Header Ads

Memoar Lelaki Perut Buncit (Insiden Shock Breaker)

Jujur, dulu tubuhku tidak sebesar ini. Perutku tidak mencuat ke depan. Wajahku juga mulus dari jerawat dan selulit tak ada pada kakiku. Tapi sekarang, bisa dikatakan aku tak layak lagi menerima pujian “ganteng” atau sebangsanya. Aku telah menjelma menjadi lelaki tambun yang tak proporsional lagi.

            Inilah wujud baruku, yang sangat disukai istriku. Dia tak pernah menawar kekuranganku. Justru dia malah selalu terkenang dengan perut lucuku, pipi tembamku, dan kehangatan yang kuberikan. Aku tak menyesal menjadi melar. Kekurangan ini seakan menjadi senjata ampuh saat dulu menaklukkan hati perempuan yang kini menjadi belahan jiwaku.

            “Mas, apa yang kaupunya hingga berani melamarku?” tantang istriku waktu lampau.

            “Memang aku belum bekerja, Shan. Tapi setidaknya semangat akan kutunjukkan jika kamu mau kusunting.”

            “Zaman sekarang, Mas, mengandalkan semangat? Apa tidak salah kamu bilang seperti itu?”

            “Jika kau tidak percaya, belahlah dadaku!”

            “Seperti adegan sinetron saja, Mas. Makan apa aku nanti, Mas, andai aku jadi istrimu? Aku masih sanksi Mas bisa menghidupiku!”

            “Tak masalah kamu ragu terhadapku, Shan. Minggu depan aku akan bertandang ke rumah orang tuamu dan kulamar dirimu. Aku janji.”
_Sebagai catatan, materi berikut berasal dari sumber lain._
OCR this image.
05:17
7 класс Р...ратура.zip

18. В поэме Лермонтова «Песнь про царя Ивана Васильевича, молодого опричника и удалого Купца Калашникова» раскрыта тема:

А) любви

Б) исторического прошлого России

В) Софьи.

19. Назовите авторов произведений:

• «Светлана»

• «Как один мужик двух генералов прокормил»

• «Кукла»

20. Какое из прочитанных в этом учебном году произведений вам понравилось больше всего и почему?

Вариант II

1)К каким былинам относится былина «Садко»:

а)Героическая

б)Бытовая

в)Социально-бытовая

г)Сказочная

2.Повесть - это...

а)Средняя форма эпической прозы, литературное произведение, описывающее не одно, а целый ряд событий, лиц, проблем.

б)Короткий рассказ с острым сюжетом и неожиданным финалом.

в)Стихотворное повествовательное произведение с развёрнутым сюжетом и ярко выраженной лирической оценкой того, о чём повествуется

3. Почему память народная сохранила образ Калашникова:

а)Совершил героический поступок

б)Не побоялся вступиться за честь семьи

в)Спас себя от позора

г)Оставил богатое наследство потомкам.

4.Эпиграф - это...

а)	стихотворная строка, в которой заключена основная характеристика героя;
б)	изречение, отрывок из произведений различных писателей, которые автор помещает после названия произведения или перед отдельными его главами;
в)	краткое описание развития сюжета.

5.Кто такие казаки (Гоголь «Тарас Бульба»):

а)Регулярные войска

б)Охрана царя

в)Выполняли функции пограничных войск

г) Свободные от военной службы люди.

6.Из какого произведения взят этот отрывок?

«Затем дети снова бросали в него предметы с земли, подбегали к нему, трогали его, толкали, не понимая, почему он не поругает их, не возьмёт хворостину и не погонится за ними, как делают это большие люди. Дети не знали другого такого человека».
            Seketika Shantie terdiam tak mampu membantah lagi. Hatinya pasti membeku karena aku melancarkan senjata pamungkas untuk menikahinya. Kuyakin dia berpikir keras antara malu dan berharap. Perempuan mana yang tidak ingin cepat meninggalkan masa lajangnya. Celotehan tetangga sudah tak nyaman lagi di telinga. Sindiran selalu menjadi pengurang umur hingga pelan-pelan objek penderita mati karena hatinya keropos.

            Aku mengenal setahun yang lalu karena kedekatanku di sela-sela kuliah. Kami sama-sama mengambil mata kuliah Filsafat di kelas yang sama. Terkesan oleh pertanyaan-pertanyaan cerdas yang dilontarkan Shantie kepada dosen, rasa ingin memiliki mulai merasuk ke otakku. Hati sudah tak bekerja lagi karena tertutup dan buta karena gadis itu. Pelan-pelan kulancarkan strategi untuk mendekatinya.

            Jurus-jurus maut seperti mengirim SMS nyasar kepadanya, meminta sahabat Shantie untuk menyampaikan surat cintaku, atau memancing perhatiannya serasa susah sekali dilakukan. Maklum, Shantie terkenal sebagai mahasiswi yang sangat idealis. Tak banyak lelaki yang berhasil mendekatinya. Dan lelaki terpilih yang berhak menjadi temannya.

            Dulu aku sempat mengurungkan niatku untuk sekadar berkenalan. Aku jadi berpikir, mengapa perempuan secerdas dia masih saja memilih-milih teman. Dalam pikiranku, mencari teman tak harus memandang latar belakang yang ada pada dirinya. Memang benar berteman harus selektif, namun penilaian itu harus dilakukan dengan jernih dan tak terlalu memvonis.